Мне не нужно набирать политические очки, я за славой главного патриота не гонюсь. Меня дело беспокоит, я всецело занята подготовкой второго этапа чрезвычайного съезда.
— И тогда вы сложите свои полномочия председателя президиума и передадите их — кому?
— Слагать с себя я ничего не собираюсь. Состоится съезд, и там мы определимся, что дальше делать. Это будет уже не съезд ради съезда, как в Воронове, когда нам важен был политический акт. На этот раз мы изберем правительство, главу государства. Все будет по закону.
…Закончив разговор, мы спустились в вестибюль, где нас уже ожидал Саид Умалатов. Оказывается, Сажи и ему назначила здесь встречу. Господи, что же за место-то такое? От Саида я и узнал, что названа новая дата выселения с Рублевского шоссе. От новости Сажи посуровела, но проговорила: «Пусть попробуют сунуться!» Действительно, в день, когда истек срок ультиматума, у Умалатовой отключили телефон. Пришлось Сажи обращаться за поддержкой к сочувствующим ей народным депутатам России. Телефон включили. Пока. Борьба за справедливость продолжается.
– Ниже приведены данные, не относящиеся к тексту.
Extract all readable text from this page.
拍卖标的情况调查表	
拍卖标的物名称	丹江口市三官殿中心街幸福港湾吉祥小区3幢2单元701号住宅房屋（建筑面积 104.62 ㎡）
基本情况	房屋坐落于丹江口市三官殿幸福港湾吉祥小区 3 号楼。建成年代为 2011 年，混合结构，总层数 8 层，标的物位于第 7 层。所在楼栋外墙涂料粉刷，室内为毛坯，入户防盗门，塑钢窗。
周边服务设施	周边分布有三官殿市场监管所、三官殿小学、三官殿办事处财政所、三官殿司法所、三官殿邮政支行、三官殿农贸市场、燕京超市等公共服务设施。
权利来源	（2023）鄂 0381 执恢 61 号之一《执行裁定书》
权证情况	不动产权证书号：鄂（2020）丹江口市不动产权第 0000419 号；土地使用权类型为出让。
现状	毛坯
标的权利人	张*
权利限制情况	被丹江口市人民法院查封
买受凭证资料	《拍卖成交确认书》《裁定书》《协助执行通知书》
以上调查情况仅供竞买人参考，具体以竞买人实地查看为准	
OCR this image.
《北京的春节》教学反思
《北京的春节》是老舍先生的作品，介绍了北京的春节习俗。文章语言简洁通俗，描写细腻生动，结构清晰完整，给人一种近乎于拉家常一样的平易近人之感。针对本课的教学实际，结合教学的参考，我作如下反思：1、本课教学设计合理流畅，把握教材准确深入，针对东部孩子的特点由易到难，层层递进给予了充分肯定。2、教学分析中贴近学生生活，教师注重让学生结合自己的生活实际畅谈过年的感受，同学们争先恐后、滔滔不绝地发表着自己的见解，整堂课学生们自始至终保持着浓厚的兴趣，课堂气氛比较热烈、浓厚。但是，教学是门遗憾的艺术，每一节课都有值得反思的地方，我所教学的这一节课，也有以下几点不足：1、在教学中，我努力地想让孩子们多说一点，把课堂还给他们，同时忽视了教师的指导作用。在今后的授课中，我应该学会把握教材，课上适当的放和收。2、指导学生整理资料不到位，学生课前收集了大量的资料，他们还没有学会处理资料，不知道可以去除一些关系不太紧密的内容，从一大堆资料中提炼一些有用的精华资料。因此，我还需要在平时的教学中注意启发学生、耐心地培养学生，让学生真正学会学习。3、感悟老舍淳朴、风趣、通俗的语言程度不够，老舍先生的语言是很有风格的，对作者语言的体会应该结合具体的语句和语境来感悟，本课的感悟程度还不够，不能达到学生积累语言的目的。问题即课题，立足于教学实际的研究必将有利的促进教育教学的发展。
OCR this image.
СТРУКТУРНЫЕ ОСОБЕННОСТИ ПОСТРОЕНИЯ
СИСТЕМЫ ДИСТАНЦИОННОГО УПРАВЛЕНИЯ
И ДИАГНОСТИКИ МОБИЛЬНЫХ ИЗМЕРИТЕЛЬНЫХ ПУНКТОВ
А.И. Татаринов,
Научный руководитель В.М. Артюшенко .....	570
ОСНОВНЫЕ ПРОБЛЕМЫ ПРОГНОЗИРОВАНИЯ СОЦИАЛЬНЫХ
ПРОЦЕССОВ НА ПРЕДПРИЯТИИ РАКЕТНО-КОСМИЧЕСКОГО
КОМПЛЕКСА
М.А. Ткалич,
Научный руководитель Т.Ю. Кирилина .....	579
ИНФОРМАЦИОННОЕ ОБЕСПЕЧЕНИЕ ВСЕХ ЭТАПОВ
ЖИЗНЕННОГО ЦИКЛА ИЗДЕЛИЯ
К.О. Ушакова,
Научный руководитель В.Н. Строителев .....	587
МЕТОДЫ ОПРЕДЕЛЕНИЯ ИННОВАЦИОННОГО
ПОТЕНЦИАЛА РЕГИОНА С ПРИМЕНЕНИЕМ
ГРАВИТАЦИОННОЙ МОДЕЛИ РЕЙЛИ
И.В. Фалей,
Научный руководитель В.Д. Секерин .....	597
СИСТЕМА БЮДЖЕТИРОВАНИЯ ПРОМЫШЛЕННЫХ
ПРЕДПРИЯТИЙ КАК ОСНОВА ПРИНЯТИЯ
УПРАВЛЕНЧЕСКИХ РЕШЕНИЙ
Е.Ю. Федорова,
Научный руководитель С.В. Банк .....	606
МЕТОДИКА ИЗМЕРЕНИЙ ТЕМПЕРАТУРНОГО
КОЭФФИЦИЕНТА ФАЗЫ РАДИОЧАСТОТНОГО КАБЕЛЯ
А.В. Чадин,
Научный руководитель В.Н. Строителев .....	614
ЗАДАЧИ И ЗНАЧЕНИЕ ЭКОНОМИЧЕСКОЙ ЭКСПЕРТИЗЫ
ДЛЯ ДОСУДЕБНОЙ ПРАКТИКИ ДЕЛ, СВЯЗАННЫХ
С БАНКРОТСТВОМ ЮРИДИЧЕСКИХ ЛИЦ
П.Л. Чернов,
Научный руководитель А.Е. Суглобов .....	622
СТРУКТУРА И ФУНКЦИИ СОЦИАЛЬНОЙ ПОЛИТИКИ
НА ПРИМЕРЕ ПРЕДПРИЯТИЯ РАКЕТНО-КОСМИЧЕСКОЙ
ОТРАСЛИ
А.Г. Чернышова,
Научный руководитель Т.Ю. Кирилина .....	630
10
Во время событий осени 1993 года Умалатова выступила на стороне своего земляка Руслана Хасбулатова. После поражения сторонников Верховного Совета России на некоторое время примкнула к радикальным движениям левого толка: была одним из лидеров Фронта национального спасения, возглавляла Союз народного сопротивления. Выступает за «единую, неделимую, могучую Россию с сильной армией». В 1995 году создала блок «Наше будущее», который ЦИК не включил в избирательные бюллетени, обосновав свое решение «недействительностью подписей». На следующий год возглавила политическую партию «Мир и Единство». В 1999-м, 2003 годах Партия участвовала в выборах в Государственную думу. В 2001 году поддержала политику Путина, создав Общероссийское общественное движение в поддержку политики Президента Российской Федерации.
В октябре 2007 года ЦИК не включил партию в избирательные бюллетени, обосновав свое решение тем, что из 200 тысяч подписей граждан в поддержку партии 98 подписей недействительны.
В мае 2011 года вернулась на федеральные ТВ-каналы. Но ненадолго: лишь снялась в программе «НТВшники», посвященной Горбачеву.
Ведет дневник, в котором резко раздает оппонентам направо и налево. При этом ее ЖЖ в отличие, допустим, от блога Анатолия Чубайса не модерируется, то есть каждый волен оставить там комментарий. И оставляют. Порой употребляя ненормативную лексику. Будучи, по сути, политическим лузером, Сажи Зайндиновна тем не менее легко употребляет термин «сбитый летчик» в отношении идеологических неприятелей. Вот типичная запись из ее дневника (середина 2011 года):
«Если взять Ахеджакову, Басилашвили, Рязанова, добавить к ним Алексееву, Войновича, Сатарова и им подобных, то получится адская смесь из человеконенавистничества, предательства и эпистолярного иезуитства. Стареющие сбитые летчики из так называемой творческо-политической богемы любят писать и подписывать высокоидейные письма государственного масштаба. Часто, правда, глупые и противоречащие друг другу — как говорится, куда ветер дует. Главное — поймать момент — а тут тебе и потерянное внимание, и признание, и даже какое-то понимание. Пусть маргинальное.
Когда-то они писали (или «ими» писали) в поддержку Горбачева, потом отрекались от него, затем они облизывали Ельцина, чтобы вскоре полить его грязью. И так далее… Сегодня эти «общественники» выдали своему обществу очередное гневное послание, в котором яростно сетуют на «ухудшающуюся ситуацию в сфере выборов», «вакуум и паралич власти», «имитацию политического процесса» и т. д. Сетуют и наслаждаются собой, объясняя прессе, какие они умницы».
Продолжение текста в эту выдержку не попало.